Generally speaking, statements made by a decedent are hearsay. Evid.R. 804(B)(5) excepts statements of a deceased person from the hearsay rule under the following conditions: (1) the declarant must be unavailable under Evid.R. 804(A), and (2) the “estate or personal representative of the decedent’s estate” must be a party, and (3) the statement must have been made before the death or incompetency of the decedent, and (4) the statement must be offered to “rebut testimony by an adverse party on a matter within the knowledge of decedent.”
As stated in Bilikam v.
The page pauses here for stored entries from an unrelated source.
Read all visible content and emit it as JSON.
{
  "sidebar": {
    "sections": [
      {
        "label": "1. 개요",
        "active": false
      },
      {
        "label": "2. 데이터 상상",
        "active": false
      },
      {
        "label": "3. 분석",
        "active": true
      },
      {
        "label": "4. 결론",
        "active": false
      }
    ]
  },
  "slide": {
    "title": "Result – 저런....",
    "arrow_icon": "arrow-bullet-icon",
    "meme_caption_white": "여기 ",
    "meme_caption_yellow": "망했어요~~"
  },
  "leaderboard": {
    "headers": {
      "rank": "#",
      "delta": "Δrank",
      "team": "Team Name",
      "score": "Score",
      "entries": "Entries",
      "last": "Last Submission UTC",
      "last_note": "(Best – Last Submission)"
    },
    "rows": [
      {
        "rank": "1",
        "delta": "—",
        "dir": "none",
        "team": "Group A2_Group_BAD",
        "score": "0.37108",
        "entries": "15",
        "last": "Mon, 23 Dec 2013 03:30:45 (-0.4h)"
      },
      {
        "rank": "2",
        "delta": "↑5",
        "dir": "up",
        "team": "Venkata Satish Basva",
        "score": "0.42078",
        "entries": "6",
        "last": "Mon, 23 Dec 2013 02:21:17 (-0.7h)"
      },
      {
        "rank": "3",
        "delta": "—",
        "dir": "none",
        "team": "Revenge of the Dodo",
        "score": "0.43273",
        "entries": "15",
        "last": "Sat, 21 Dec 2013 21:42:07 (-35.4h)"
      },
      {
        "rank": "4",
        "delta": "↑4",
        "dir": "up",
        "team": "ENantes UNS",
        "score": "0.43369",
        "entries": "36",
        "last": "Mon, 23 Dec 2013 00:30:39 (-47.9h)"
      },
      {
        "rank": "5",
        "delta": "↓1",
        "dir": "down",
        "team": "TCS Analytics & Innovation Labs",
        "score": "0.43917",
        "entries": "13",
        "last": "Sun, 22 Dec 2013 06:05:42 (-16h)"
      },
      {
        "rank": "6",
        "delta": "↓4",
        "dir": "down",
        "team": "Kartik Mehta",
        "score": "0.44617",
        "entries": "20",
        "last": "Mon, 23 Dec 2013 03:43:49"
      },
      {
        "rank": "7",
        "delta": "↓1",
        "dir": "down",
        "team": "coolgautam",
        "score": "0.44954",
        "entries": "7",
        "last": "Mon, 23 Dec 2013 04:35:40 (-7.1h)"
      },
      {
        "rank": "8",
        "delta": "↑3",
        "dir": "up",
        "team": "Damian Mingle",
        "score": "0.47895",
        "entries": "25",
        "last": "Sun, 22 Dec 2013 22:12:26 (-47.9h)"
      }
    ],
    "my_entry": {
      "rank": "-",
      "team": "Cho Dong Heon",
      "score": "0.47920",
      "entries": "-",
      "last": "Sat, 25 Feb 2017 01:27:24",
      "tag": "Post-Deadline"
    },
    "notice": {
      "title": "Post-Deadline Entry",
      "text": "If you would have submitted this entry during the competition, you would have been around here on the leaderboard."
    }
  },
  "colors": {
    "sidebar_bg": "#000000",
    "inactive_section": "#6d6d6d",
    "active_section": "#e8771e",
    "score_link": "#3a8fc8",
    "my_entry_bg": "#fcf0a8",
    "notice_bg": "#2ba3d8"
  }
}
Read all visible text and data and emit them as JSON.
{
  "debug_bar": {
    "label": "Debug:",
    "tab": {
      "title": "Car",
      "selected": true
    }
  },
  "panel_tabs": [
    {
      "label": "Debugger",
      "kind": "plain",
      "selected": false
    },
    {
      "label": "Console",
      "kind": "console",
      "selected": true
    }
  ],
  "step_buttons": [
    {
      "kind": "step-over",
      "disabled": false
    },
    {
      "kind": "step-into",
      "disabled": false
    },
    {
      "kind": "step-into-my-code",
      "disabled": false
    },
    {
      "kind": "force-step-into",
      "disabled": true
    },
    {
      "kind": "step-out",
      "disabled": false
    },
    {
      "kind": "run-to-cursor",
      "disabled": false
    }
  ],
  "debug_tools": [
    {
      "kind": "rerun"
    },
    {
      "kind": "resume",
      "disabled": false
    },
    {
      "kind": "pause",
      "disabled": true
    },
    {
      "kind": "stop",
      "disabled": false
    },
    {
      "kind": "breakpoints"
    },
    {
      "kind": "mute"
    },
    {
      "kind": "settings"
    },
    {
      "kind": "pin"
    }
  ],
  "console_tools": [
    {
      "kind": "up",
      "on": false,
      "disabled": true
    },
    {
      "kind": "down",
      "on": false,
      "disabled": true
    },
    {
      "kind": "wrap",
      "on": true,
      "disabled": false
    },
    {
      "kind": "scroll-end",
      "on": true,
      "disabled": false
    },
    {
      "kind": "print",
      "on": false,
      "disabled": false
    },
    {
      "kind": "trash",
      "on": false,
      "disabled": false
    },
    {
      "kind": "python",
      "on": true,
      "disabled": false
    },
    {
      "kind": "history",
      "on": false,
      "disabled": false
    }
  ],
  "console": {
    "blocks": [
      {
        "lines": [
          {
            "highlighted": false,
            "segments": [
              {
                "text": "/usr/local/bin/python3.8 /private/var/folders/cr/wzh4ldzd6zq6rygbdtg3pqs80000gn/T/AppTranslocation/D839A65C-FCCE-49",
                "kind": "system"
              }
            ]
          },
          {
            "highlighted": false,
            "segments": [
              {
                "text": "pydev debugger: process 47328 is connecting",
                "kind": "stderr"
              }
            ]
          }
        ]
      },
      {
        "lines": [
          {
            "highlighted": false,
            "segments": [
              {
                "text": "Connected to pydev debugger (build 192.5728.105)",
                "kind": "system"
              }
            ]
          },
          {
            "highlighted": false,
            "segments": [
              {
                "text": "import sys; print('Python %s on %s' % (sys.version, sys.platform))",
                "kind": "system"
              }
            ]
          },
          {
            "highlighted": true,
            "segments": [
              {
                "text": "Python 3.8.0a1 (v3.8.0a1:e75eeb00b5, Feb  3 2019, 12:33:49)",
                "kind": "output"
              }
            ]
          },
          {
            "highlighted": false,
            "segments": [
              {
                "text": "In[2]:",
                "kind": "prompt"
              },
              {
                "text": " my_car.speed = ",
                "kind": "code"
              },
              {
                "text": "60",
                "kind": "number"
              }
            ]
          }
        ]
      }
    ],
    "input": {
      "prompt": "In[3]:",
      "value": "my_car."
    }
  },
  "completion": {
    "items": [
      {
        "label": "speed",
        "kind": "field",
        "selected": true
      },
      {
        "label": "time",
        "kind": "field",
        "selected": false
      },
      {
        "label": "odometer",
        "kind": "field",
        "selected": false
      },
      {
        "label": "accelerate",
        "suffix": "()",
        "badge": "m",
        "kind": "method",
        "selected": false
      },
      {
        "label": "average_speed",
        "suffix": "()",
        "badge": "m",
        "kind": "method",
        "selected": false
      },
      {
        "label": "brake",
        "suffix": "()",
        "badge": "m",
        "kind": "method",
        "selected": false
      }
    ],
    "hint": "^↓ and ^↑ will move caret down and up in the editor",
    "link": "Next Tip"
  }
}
Bilikam (1982), 2 Ohio App.3d 300, 2 OBR 332, 441 N.E.2d 845, paragraph four of syllabus:
“Evid.R. 804(B) is an exception to the hearsay rule for the benefit of a representative of a decedent to permit the decedent to ‘speak from the grave’ to rebut testimony of a party who may now testify under Evid.R. 601.”
In other words, this hearsay exception is not applicable by the party opposing the decedent. Rather, it is a hearsay exception for the declarations of a decedent which rebut testimony of an adverse party and is available only to the party substituting for the decedent. Bilikam, supra, at 305, 2 OBR at 337, 441 N.E.2d at 851. The exception was formulated to safeguard an estate from fraudulent claims and to create an “evidentiary balance” between the testimony now permitted through Evid.R. 601 and the contradictory, but hearsay, statements of a decedent on the same matter. See Johnson v. Porter (1984), 14 Ohio St.3d 58, at 62-63.
Many courts inappropriately let in statements of decedents when they shouldn’t.